Students in Cambodia have re-enacted a bloody Khmer Rouge massacre to mark the annual 'Day of Anger' at the Choeung Ek killing fields memorial in Phnom Penh.

The black-clad students recreated some of the atrocities carried out by the Maoist regime that ruled Cambodia from 1975 to 1979, led by Pol Pot. Almost a quarter of Cambodia's population of eight million were wiped out under the Khmer Rouge through torture, execution, starvation and exhaustion.

The Khmer Rouge captured Phnom Penh on 17 April 1975 after a siege. They carried out a radical programme of reforms that included confiscating all private property and relocating people from cities to collective farms. Families were split up, schools were outlawed, currency was abolished and forced labour was widespread.

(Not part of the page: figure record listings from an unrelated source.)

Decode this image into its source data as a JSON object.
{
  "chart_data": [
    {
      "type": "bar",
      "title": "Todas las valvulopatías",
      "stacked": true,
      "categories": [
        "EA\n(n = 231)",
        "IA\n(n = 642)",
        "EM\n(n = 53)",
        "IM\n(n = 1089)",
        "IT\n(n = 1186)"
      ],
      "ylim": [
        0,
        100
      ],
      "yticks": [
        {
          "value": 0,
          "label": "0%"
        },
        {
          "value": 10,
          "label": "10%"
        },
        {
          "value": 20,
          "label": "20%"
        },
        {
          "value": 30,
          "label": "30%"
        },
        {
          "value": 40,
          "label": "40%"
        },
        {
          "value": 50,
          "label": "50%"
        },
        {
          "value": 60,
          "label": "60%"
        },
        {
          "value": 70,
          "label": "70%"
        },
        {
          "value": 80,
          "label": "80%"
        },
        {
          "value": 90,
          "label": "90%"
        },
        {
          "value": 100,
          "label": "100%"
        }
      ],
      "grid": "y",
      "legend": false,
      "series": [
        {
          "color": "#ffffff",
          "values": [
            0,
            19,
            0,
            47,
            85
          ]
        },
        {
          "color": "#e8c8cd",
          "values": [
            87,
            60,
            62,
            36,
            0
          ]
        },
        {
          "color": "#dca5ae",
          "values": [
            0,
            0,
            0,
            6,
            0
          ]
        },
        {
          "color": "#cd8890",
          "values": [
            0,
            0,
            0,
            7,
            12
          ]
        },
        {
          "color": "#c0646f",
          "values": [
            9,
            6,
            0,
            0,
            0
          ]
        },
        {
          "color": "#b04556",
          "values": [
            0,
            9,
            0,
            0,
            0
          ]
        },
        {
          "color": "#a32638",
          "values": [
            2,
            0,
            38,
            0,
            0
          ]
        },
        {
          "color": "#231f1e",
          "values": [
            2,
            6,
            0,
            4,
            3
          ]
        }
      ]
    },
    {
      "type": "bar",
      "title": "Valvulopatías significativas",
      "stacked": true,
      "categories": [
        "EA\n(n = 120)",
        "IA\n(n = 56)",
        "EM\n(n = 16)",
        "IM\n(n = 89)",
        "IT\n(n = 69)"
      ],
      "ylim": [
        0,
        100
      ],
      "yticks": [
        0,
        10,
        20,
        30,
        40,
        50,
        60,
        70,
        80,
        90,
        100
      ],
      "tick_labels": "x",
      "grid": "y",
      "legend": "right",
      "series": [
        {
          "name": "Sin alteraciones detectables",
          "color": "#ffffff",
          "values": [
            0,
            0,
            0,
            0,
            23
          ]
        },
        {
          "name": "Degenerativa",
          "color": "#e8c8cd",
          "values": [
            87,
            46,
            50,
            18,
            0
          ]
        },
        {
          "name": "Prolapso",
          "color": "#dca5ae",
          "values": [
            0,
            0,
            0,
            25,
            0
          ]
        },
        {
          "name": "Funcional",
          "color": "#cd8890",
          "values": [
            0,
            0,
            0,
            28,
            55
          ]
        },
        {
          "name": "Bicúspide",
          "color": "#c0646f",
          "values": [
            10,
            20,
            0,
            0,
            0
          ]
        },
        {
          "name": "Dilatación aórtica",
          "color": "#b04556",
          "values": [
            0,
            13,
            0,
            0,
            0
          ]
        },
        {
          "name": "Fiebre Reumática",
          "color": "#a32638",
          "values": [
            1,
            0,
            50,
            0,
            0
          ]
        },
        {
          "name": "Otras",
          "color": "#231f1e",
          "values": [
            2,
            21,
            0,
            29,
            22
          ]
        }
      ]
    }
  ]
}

Every Cambodian was forced to become a farmer, but as the city dwellers had no agricultural knowledge, famine was inevitable.

The Khmer Rouge executed huge numbers of people: those they suspected of being spies, anyone carrying out any religious observance, and anyone they thought might be intellectuals – such as people wearing glasses.

The Khmer Rouge regime fell in 1978 after a failed invasion of Vietnam. Between 1.4 and 2.2 million people died of execution, starvation, exhaustion or lack of medical care during the Khmer rouge regime.